Bi-Hölder embeddings of finite metric spaces

Question

This is a reference request. There is a large body of work, I'm familiar with, that describes the existence of bi-Hölder embeddings of finite metric spaces into Euclidean space (such as this snowflaking business in Assouad's theorem).

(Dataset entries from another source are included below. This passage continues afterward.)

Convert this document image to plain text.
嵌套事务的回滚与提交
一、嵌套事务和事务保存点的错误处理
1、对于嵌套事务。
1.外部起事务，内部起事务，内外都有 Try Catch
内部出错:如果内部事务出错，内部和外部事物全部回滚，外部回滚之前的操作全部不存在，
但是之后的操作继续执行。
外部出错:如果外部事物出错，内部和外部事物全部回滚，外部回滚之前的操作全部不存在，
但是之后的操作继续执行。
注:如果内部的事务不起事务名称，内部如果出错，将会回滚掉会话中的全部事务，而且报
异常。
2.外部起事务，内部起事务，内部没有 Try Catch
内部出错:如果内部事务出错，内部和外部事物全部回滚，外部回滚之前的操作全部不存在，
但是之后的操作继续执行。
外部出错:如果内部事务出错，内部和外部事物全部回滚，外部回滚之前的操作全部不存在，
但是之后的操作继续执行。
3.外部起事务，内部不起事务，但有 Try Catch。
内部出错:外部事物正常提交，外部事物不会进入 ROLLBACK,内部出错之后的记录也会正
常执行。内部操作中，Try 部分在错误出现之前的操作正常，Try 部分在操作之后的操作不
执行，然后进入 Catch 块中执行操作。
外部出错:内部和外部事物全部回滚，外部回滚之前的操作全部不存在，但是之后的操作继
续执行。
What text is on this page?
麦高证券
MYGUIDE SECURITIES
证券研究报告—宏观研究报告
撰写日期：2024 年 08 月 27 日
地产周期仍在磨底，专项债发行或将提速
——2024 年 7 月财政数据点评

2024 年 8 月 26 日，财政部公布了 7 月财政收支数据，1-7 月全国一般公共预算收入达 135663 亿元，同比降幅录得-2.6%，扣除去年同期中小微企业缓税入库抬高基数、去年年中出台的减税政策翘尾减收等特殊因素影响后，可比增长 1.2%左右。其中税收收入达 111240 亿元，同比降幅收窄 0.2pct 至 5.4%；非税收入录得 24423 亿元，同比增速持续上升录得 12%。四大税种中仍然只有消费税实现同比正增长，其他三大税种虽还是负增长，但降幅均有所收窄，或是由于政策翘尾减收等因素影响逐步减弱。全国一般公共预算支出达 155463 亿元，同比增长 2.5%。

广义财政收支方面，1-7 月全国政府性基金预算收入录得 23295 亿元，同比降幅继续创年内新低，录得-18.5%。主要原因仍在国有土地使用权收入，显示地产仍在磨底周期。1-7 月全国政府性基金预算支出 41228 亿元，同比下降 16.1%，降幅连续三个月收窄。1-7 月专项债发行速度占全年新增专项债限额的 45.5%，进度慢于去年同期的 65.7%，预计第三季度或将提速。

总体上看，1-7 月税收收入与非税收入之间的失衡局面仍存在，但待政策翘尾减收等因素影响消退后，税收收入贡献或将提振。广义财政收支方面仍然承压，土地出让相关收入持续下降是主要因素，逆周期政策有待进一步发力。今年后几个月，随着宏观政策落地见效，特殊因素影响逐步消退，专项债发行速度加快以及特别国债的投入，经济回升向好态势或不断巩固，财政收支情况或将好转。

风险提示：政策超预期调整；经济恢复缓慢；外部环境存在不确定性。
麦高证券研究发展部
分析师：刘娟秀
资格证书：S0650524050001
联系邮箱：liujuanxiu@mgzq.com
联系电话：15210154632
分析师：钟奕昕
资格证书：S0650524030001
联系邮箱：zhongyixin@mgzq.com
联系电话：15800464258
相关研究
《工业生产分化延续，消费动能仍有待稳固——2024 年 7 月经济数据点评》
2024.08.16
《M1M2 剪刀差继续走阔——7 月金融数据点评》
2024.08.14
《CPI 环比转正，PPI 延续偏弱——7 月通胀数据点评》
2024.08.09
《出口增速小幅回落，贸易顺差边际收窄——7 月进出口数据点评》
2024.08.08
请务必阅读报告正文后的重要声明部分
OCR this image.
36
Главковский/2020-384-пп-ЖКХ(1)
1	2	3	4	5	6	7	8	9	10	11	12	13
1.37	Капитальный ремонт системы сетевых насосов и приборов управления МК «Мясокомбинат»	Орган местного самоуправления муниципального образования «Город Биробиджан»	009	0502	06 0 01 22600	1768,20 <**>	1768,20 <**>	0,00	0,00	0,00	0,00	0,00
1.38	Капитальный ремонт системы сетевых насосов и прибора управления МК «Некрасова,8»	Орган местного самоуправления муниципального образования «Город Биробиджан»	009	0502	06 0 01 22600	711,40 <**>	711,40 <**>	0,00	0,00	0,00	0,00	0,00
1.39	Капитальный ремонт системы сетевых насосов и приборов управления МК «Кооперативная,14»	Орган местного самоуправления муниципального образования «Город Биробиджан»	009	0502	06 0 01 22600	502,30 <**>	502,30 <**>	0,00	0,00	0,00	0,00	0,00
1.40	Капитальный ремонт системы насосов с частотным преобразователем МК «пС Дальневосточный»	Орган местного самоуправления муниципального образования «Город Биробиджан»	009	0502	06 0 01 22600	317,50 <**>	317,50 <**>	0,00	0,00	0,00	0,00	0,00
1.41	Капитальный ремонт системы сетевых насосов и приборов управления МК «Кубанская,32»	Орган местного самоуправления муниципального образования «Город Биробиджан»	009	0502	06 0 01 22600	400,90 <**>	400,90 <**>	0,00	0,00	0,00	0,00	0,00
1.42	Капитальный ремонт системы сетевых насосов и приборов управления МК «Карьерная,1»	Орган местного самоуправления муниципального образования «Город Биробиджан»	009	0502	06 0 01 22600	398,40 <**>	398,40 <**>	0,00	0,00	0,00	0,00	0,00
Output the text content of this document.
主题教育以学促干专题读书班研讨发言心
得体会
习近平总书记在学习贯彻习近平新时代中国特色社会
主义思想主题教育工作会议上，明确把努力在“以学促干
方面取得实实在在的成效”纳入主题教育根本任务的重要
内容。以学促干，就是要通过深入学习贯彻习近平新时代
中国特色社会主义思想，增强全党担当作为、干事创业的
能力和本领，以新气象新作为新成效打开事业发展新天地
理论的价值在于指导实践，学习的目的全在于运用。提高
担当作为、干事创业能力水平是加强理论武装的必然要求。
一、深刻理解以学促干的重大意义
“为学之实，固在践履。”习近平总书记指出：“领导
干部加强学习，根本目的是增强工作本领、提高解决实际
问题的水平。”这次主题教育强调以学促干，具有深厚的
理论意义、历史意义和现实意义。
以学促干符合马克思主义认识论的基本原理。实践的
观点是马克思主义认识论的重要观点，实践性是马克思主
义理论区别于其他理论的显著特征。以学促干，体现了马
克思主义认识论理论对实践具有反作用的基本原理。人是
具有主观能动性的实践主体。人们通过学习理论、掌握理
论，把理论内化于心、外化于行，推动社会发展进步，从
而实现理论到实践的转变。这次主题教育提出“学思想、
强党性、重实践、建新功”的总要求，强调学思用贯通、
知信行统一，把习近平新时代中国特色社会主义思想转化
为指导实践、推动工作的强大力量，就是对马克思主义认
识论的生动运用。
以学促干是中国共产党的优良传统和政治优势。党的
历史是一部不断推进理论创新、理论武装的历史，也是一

My question is: Given a finite metric space $(X,d_X)$ are there known results outlining a (concrete) randomized algorithm for generating a bi-Hölder embedding of $f:(X,d_X)\rightarrow \ell_2^n$ into some suitably high-dimensional Euclidean space $\ell_2^n$ which can be computed in random-polynomial time (or better) and estimates of the Hölder coefficients $C$ and $\alpha$,i.e.: $$ C^{-1/\alpha}\|f^{-1}(x_1)-f^{-1}(x_2)\|^{1/\alpha}\leq d_X(x_1,x_2)\leq C\|f(x_1)-f(x_2)\|^{\alpha} $$

Note: There are of abstract existence results and characterizations for metric spaces for which this is possible, but here I look for something concrete and implementable.

Answer 1

The thing about Assouad's theorem is that the distortion of the embedding provided depends on the metric dimension of the space aka the doubling constant. If you take a Hamming cube which is a set $\{0,1\}^n$ considered with $L_1$ metric and fix some $1/2 < a < 1$ then for any embedding $f:\{0,1\}^n \rightarrow L_2$ the following holds $$\sup_{x \neq y \in \{0,1\}^d} \frac{||f(x) - f(y)||}{d_X(x,y)^a}\sup_{x \neq y \in \{0,1\}^d} \frac{d_X(x,y)^a}{||f(x) - f(y)||} \ge C_1n^{C_2},$$ where $C_1=C_1(a) > 0, C_2=C_2(a) > 0$ are absolute constants depending only on $a$.